Jennifer Caserta, president of the entertainment company's IFC network, will join the Funny or Die board.

AMC Networks has acquired a minority stake in Funny or Die that will see the entertainment company's IFC comedy channel create deeper ties with the online brand, it was announced Tuesday.

The deal, terms of which were not disclosed, expands on an existing relationship between IFC and FOD, which produced the network's Spoils of Babylon miniseries in 2014 and is behind the upcoming comedy series Brockmire. The companies plan to explore developing additional programs for linear and digital, airing FOD programming blocks on IFC and collaborations on ad sales. 

In addition, IFC president Jennifer Caserta will join the board of FOD. 

Caserta tells The Hollywood Reporter that it was in working with FOD on Spoils and Brockmire that the idea of a deeper relationship arose. "Through the process it was quite evident that we had found ourselves a partner that we not only admired but had gotten to know and grown such deep respect for," she says. "The comedic sensibilities were so perfectly aligned. So much about what the two companies did together had great overlap and similarities." 

FOD's alignment with IFC comes two years after the online comedy network and production company founded by Will Ferrell, Adam McKay and Chris Henchy explored a sale under former CEO Dick Glover but ultimately remained independent. Since then, newly installed CEO Mike Farah, who was formerly head of production, has refocused the company on its core comedy strengths, laying off about 30 percent of the staff including the engineering team focused on app development. 

Farah says IFC will help FOD continue on this new path. "We made a concerted decision to refocus our efforts on our comedy and working with creative people. We always have, but we had gotten a little bit away from our core mission and business," he says, noting that the minority stake allows FOD to continue to operate independently and explore multiple avenues of collaborating with AMC and IFC.

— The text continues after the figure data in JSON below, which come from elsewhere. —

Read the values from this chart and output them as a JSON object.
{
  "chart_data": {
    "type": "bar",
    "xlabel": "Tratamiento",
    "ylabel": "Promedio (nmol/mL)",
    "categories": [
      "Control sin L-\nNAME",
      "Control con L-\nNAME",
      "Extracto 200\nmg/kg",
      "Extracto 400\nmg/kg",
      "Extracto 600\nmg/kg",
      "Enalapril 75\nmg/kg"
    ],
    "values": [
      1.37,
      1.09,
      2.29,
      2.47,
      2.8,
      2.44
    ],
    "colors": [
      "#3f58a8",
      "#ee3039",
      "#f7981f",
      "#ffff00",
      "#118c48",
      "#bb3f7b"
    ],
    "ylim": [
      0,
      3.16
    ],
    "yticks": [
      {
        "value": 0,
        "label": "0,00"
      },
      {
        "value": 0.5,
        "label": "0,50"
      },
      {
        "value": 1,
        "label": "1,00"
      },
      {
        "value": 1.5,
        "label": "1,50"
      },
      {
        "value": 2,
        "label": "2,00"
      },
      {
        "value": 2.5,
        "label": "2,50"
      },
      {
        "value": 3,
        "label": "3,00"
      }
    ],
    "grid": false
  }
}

"It's really important for a company of our size that wants to be premium that we stay ahead of the curve and not follow trends," he adds. "It's important to have resources to do that and bet on people. We want to keep this startup mentality and move fast and set the conversation about what's going on in the world. This partnership with IFC gives us the best opportunity to accelerate those things with people we know and respect."  

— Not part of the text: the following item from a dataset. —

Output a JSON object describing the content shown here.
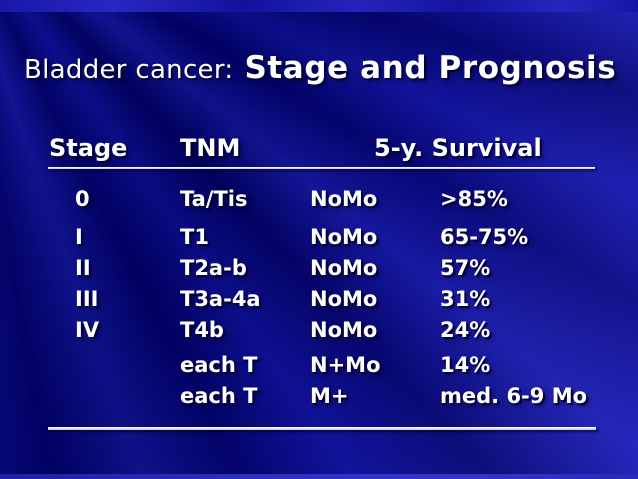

For AMC and IFC, the alignment with FOD — which has an audience of more than 60 million and is known for its viral online videos such as a recent episode of Between Two Ferns featuring Hillary Clinton — also opens up new digital avenues. It comes as traditional media companies have been making significant investments into the digital space, with Disney taking an about 10 percent stake in Vice Media and NBCUniversal investing in both BuzzFeed and Vox Media. 

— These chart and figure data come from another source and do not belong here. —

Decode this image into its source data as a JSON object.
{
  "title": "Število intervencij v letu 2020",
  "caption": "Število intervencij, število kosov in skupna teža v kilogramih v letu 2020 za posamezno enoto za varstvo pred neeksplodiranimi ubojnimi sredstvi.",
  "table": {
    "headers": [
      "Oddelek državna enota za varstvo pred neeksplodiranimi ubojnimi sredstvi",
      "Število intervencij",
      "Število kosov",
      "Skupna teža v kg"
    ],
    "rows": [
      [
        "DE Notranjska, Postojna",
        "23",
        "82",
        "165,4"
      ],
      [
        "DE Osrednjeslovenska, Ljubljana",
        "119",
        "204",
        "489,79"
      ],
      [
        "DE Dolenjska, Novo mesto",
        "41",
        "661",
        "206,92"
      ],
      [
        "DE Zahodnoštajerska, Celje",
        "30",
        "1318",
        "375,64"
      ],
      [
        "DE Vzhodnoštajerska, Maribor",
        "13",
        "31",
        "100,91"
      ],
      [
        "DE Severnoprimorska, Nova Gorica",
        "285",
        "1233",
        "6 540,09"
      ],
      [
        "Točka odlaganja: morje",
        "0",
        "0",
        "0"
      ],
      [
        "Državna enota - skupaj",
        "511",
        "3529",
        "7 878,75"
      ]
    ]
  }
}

Caserta notes that the comedy landscape has changed with the rise of online humor brands like FOD. "It's something that all of us are embracing and doing more of as we look to the future," she says. "Certainly, we're looking at how they've been so successful and how we could make content together or take preexisting content into the areas they've built in digital." 

IFC, known for such shows as Portlandia and Documentary Now!, has never been a huge ratings driver for AMC but has made a name for itself as a home for critically acclaimed comedians to bring passion projects. Caserta sees FOD's brand of relevant comedy as a natural fit. "We pride ourselves on shows that reflect the zeitgeist. That's what makes them buzzworthy," she says. "I really admire how well Funny or Die can capture any moment that's happening today and make it funny and relevant and get it out in the world right away. I'd love to see more of that on IFC."  

Nine-year-old Funny Or Die counts Ferrell, McKay and Henchy's Gary Sanchez Productions and CAA as founders. Early on, the company raised money from Sequoia Capital and later sold a stake to Turner as part of a larger ad sales arrangement that has since ended. 

Farah notes that the investment by AMC is not tied to a specific ad sales agreement or first-look deal, and he stresses that FOD will be able to pursue deals with other distributors as an independent production company. Its Billy on the Street, for instance, airs on truTV. Adds Farah: "That really meant a lot to us, that IFC believed in us and they were willing to invest and make the most of the opportunity but also allow us to keep doing what we're doing and keep our digital DNA."